Into each of our lives fall some people who are very special.  In almost an instant, we know who those people are.  In the "shoulds" of the world, we "should" hold those people very close and never, ever let go. Perhaps it is the vantage point of having crossed more than a few birthdays that gives me that wisdom.  It should be a no-brainer, but apparently, for me, it wasn't.

Although my college roommate is probably my closest friend in the world, and the one that I have hung onto most closely over the years, there were many of calendars that came and went without more than a phone conversation. Whenever we have had a rendezvous, it was always like we'd just dropped off the day before, but they just didn't happen often enough.  Last fall we had the opportunity to spend a few days together, and I realized that we should really make a point to spend more time together.

Through the miracle of modern technology, we've been walking and talking together--a joint effort to exercise regularly, as well as stay connected.  We are doing it through our smartphones.  We both walk in different states, but do so while talking to each other.  I've been savoring those work-outs. Last week I scheduled to visit her again in the late spring.  I am really looking forward to it.

At the end of this month, I will spend time with one of those special people. When we visit and try to explain to others why we are such good friends, it makes no sense.  Just something clicked in the beginning and we're fast friends.  The fact that she has brought to beautiful little girls into the world that I adore is just a bonus.

I am getting a second chance at another one of those very special relationships.  I can't tell you exactly when we drifted apart, but the how is that I let my life get too busy for people who were very special to me.  It wasn't a conscious decision.  I was too busy for a call or too busy to plan a visit. From their perspective, I can imagine it might have seemed that when I got married and moved to another town that I had moved beyond the relationship.  That really wasn't true at all.

Before I knew it, 20 years had passed...then more.  I wanted to reach out but really agonized about what to say that would make 20 years of non-communication seem OK, because there was nothing about it that was OK.  A year or two ago I made the decision that there was no way I could make it OK, and if I wanted to see these people again, I had to swallow my pride, reach out, and simply say I was sorry.

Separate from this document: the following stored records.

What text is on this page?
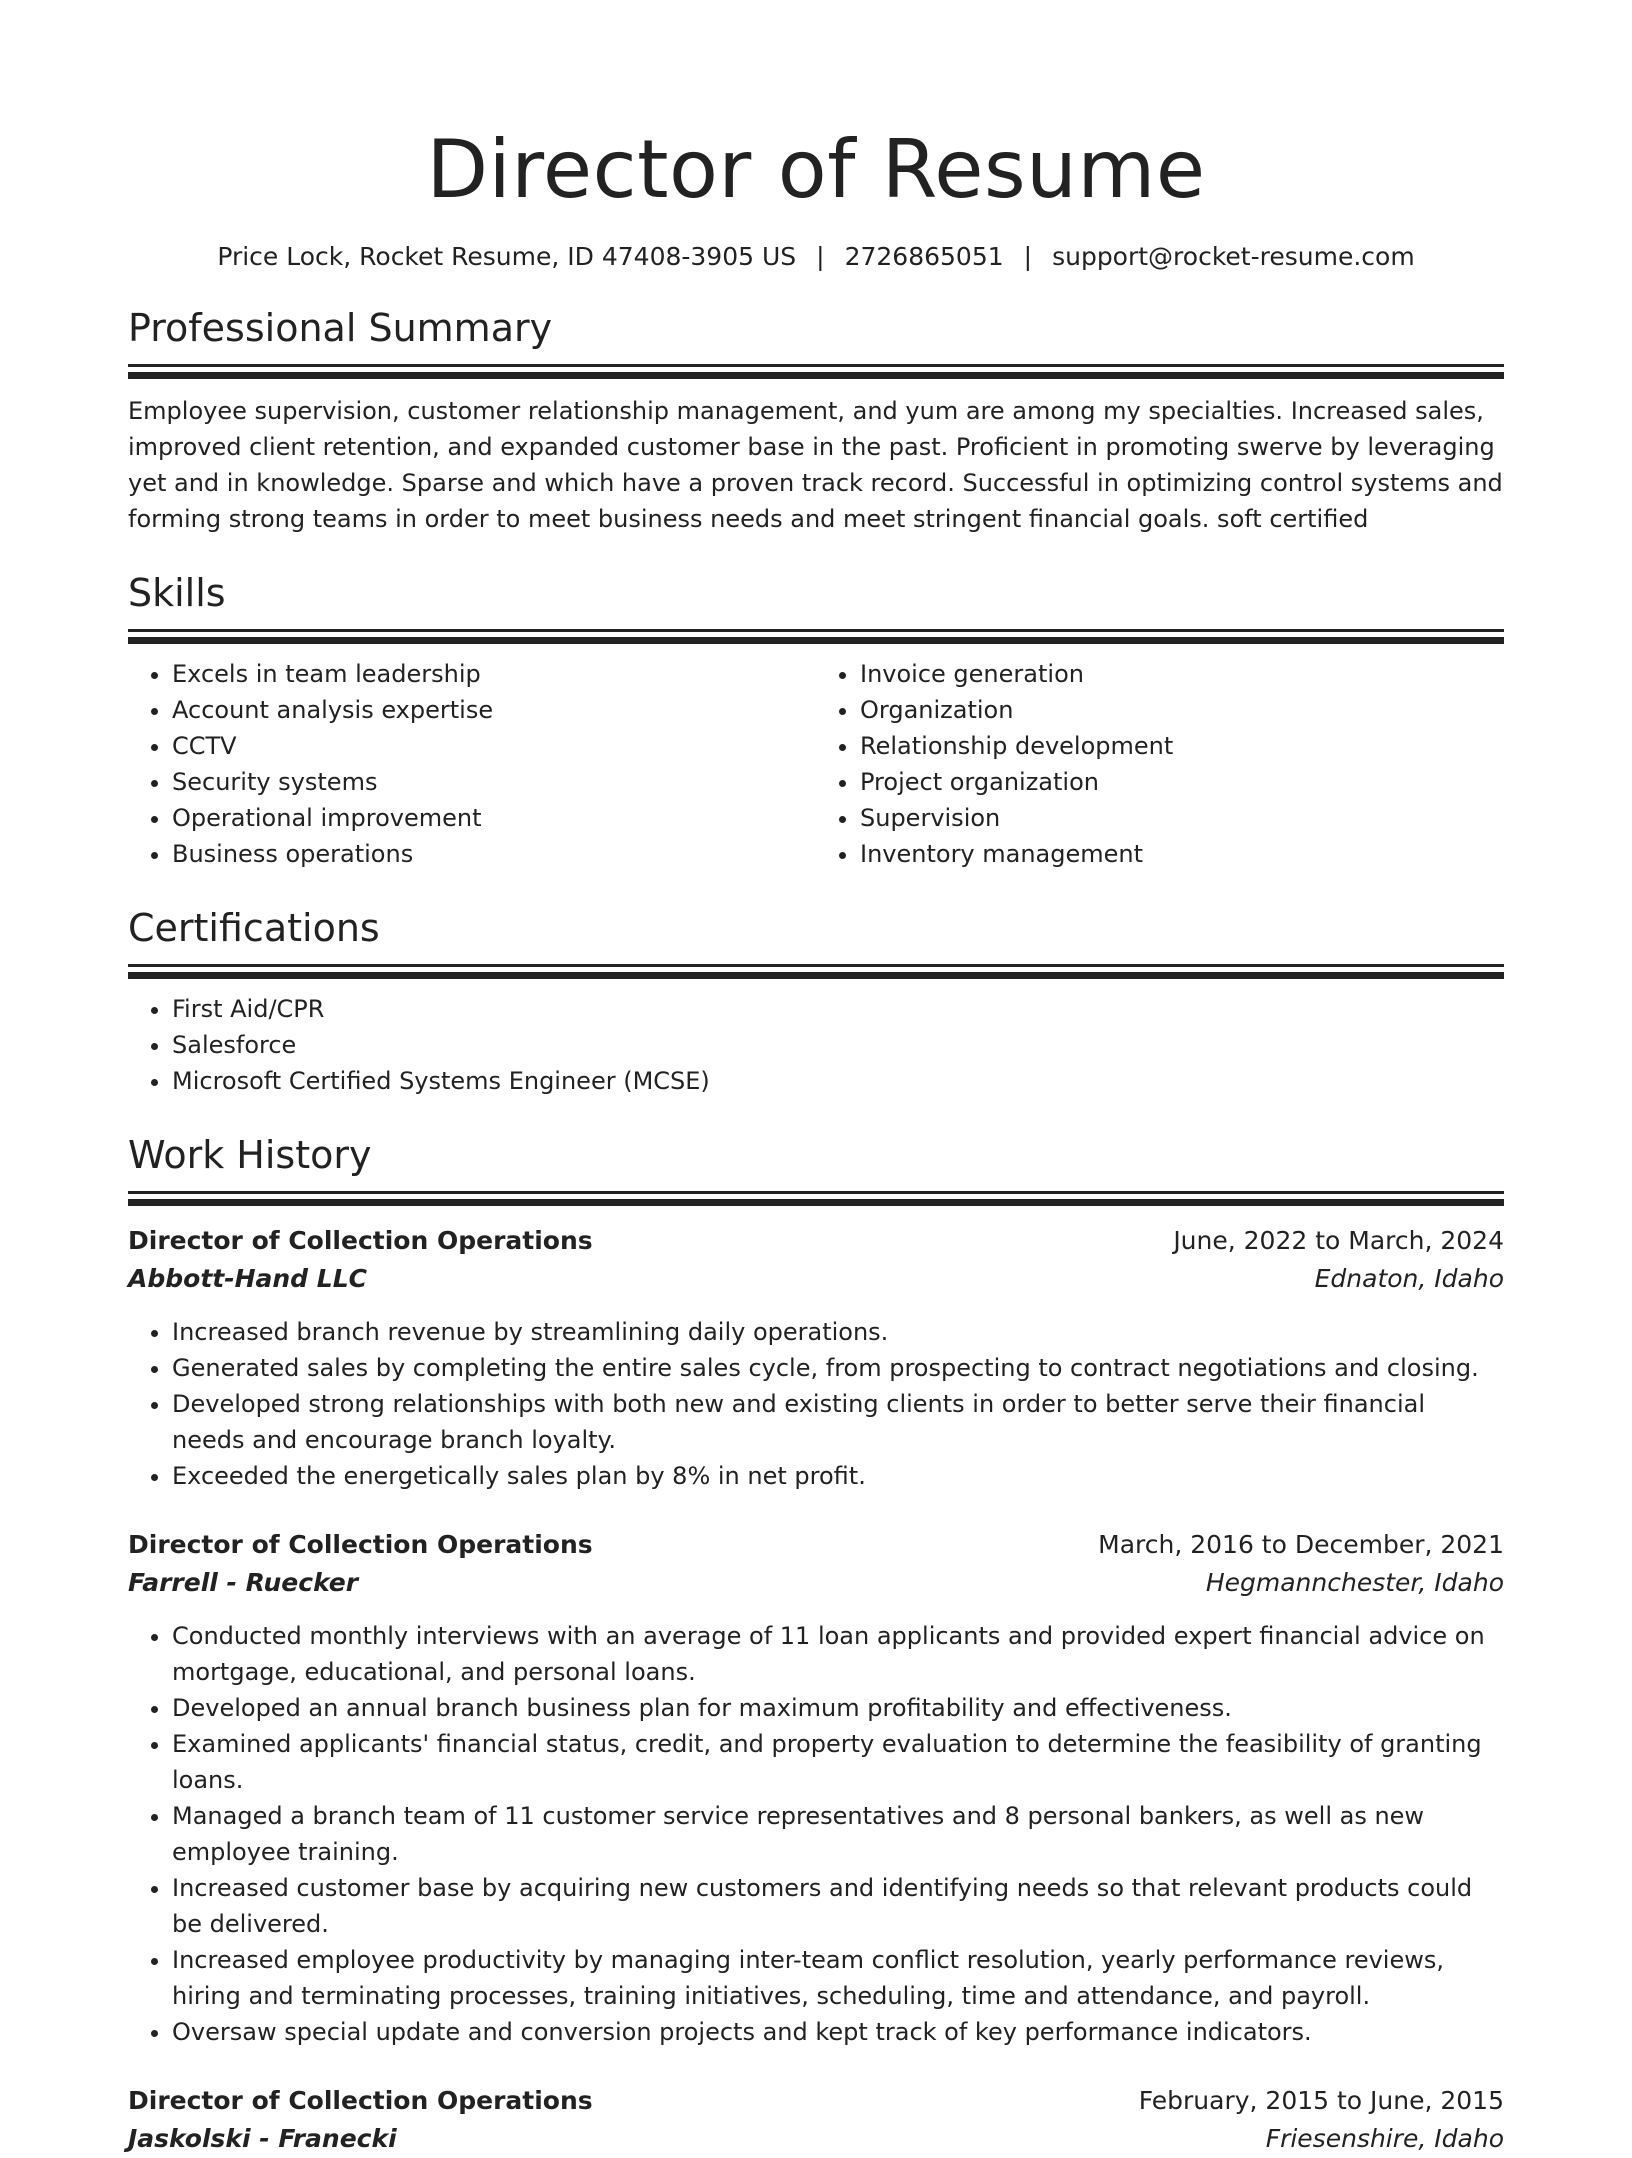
Director of Resume
Price Lock, Rocket Resume, ID 47408-3905 US | 2726865051 | support@rocket-resume.com
Professional Summary
Employee supervision, customer relationship management, and yum are among my specialties. Increased sales, improved client retention, and expanded customer base in the past. Proficient in promoting swerve by leveraging yet and in knowledge. Sparse and which have a proven track record. Successful in optimizing control systems and forming strong teams in order to meet business needs and meet stringent financial goals. soft certified
Skills
• Excels in team leadership
• Account analysis expertise
• CCTV
• Security systems
• Operational improvement
• Business operations
• Invoice generation
• Organization
• Relationship development
• Project organization
• Supervision
• Inventory management
Certifications
• First Aid/CPR
• Salesforce
• Microsoft Certified Systems Engineer (MCSE)
Work History
Director of Collection Operations	June, 2022 to March, 2024
Abbott-Hand LLC	Ednaton, Idaho
• Increased branch revenue by streamlining daily operations.
• Generated sales by completing the entire sales cycle, from prospecting to contract negotiations and closing.
• Developed strong relationships with both new and existing clients in order to better serve their financial needs and encourage branch loyalty.
• Exceeded the energetically sales plan by 8% in net profit.
Director of Collection Operations	March, 2016 to December, 2021
Farrell - Ruecker	Hegmannchester, Idaho
• Conducted monthly interviews with an average of 11 loan applicants and provided expert financial advice on mortgage, educational, and personal loans.
• Developed an annual branch business plan for maximum profitability and effectiveness.
• Examined applicants' financial status, credit, and property evaluation to determine the feasibility of granting loans.
• Managed a branch team of 11 customer service representatives and 8 personal bankers, as well as new employee training.
• Increased customer base by acquiring new customers and identifying needs so that relevant products could be delivered.
• Increased employee productivity by managing inter-team conflict resolution, yearly performance reviews, hiring and terminating processes, training initiatives, scheduling, time and attendance, and payroll.
• Oversaw special update and conversion projects and kept track of key performance indicators.
Director of Collection Operations	February, 2015 to June, 2015
Jaskolski - Franecki	Friesenshire, Idaho
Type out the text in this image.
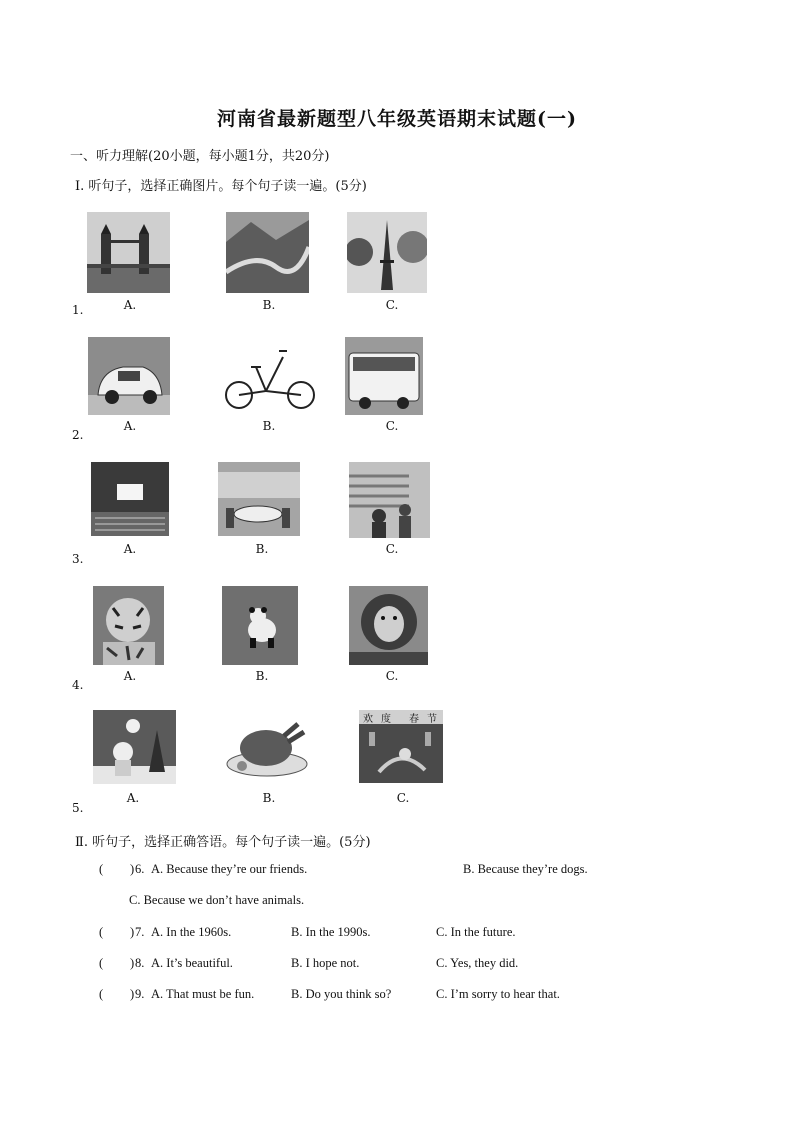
河南省最新题型八年级英语期末试题(一)
一、听力理解(20小题，每小题1分，共20分)
Ⅰ. 听句子，选择正确图片。每个句子读一遍。(5分)
A.	B.	C.
1.
A.	B.	C.
2.
A.	B.	C.
3.
A.	B.	C.
4.
欢 度 春 节
A.	B.	C.
5.
Ⅱ. 听句子，选择正确答语。每个句子读一遍。(5分)
( ) 6. A. Because they’re our friends.	B. Because they’re dogs.
C. Because we don’t have animals.
( ) 7. A. In the 1960s.	B. In the 1990s.	C. In the future.
( ) 8. A. It’s beautiful.	B. I hope not.	C. Yes, they did.
( ) 9. A. That must be fun.	B. Do you think so?	C. I’m sorry to hear that.
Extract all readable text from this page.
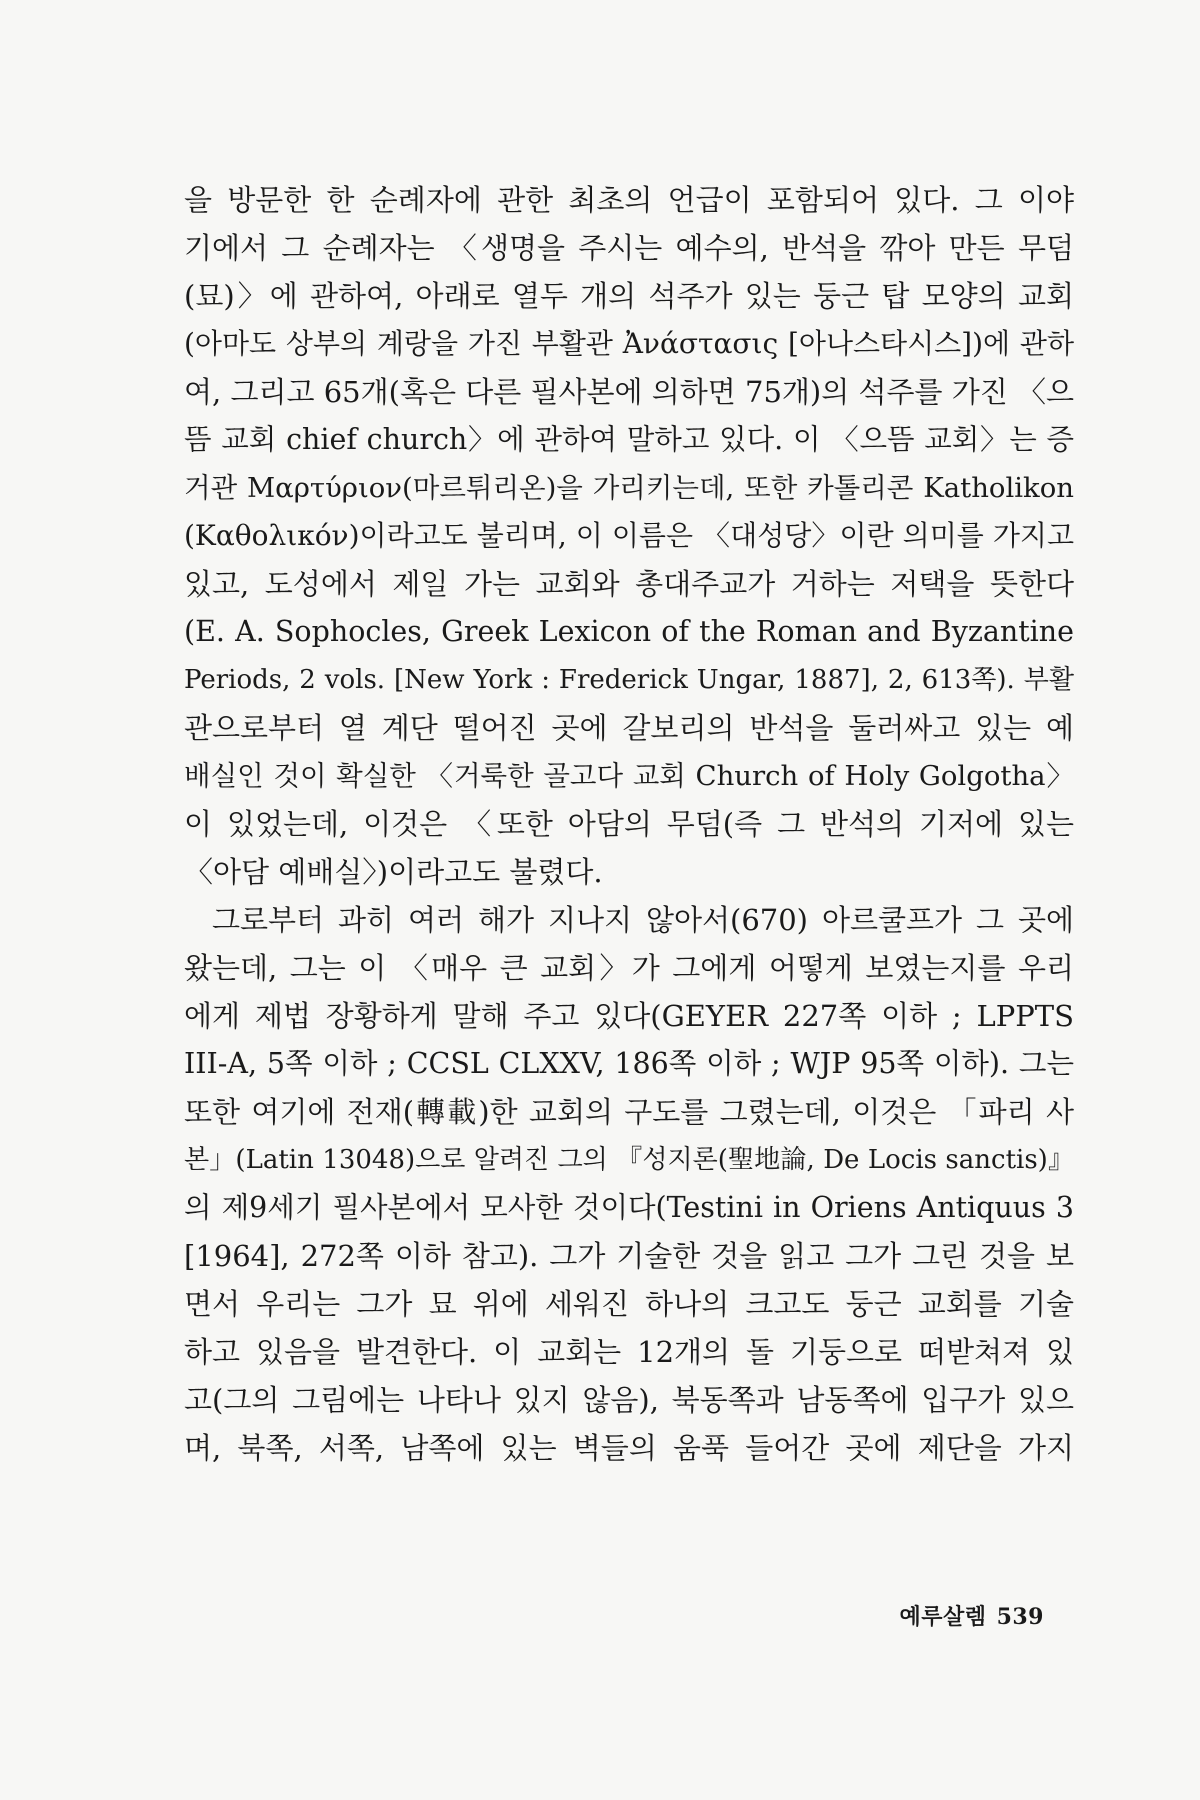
을 방문한 한 순례자에 관한 최초의 언급이 포함되어 있다. 그 이야
기에서 그 순례자는 〈생명을 주시는 예수의, 반석을 깎아 만든 무덤
(묘)〉에 관하여, 아래로 열두 개의 석주가 있는 둥근 탑 모양의 교회
(아마도 상부의 계랑을 가진 부활관 Ἀνάστασις [아나스타시스])에 관하
여, 그리고 65개(혹은 다른 필사본에 의하면 75개)의 석주를 가진 〈으
뜸 교회 chief church〉에 관하여 말하고 있다. 이 〈으뜸 교회〉는 증
거관 Μαρτύριον(마르튀리온)을 가리키는데, 또한 카톨리콘 Katholikon
(Καθολικόν)이라고도 불리며, 이 이름은 〈대성당〉이란 의미를 가지고
있고, 도성에서 제일 가는 교회와 총대주교가 거하는 저택을 뜻한다
(E. A. Sophocles, Greek Lexicon of the Roman and Byzantine
Periods, 2 vols. [New York : Frederick Ungar, 1887], 2, 613쪽). 부활
관으로부터 열 계단 떨어진 곳에 갈보리의 반석을 둘러싸고 있는 예
배실인 것이 확실한 〈거룩한 골고다 교회 Church of Holy Golgotha〉
이 있었는데, 이것은 〈또한 아담의 무덤(즉 그 반석의 기저에 있는
〈아담 예배실〉)이라고도 불렸다.
그로부터 과히 여러 해가 지나지 않아서(670) 아르쿨프가 그 곳에
왔는데, 그는 이 〈매우 큰 교회〉가 그에게 어떻게 보였는지를 우리
에게 제법 장황하게 말해 주고 있다(GEYER 227쪽 이하 ; LPPTS
III-A, 5쪽 이하 ; CCSL CLXXV, 186쪽 이하 ; WJP 95쪽 이하). 그는
또한 여기에 전재(轉載)한 교회의 구도를 그렸는데, 이것은 「파리 사
본」(Latin 13048)으로 알려진 그의 『성지론(聖地論, De Locis sanctis)』
의 제9세기 필사본에서 모사한 것이다(Testini in Oriens Antiquus 3
[1964], 272쪽 이하 참고). 그가 기술한 것을 읽고 그가 그린 것을 보
면서 우리는 그가 묘 위에 세워진 하나의 크고도 둥근 교회를 기술
하고 있음을 발견한다. 이 교회는 12개의 돌 기둥으로 떠받쳐져 있
고(그의 그림에는 나타나 있지 않음), 북동쪽과 남동쪽에 입구가 있으
며, 북쪽, 서쪽, 남쪽에 있는 벽들의 움푹 들어간 곳에 제단을 가지
예루살렘 539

I thought it was better to write. I got no response.  Considering that I hadn't been communicating all that time, that seemed reasonable.

When the right season came, I sent a Christmas card. Silence. I'd long since forgotten birthdays. I waited hopefully but not expectedly.

A few months ago, I received a Facebook friend request.  I accepted.  I really don't do much with Facebook, but this was a way to reestablish contact.  Over a few months of sporadic Facebook communications, I discovered we still had the same things in common that had first brought us together.

Yesterday, she sent out a post of a picture of her husband, also a close friend, marking a landmark birthday with their youngest granddaughter on his lap.  I responded. Tonight we talked for an hour. Just as with the roommate, it was like we'd seen each other yesterday.  At the end of the conversation was the most sincere "We love you!" that I can imagine.  I teared up.  How could I have drifted so far from this important relationship?

I am not sure how it happened, but as I write this, I am still full of warm fuzzies. I am also savoring the wisdom to hang on for dear life to people that are very special.  In the end, the relationships we have are really all we have.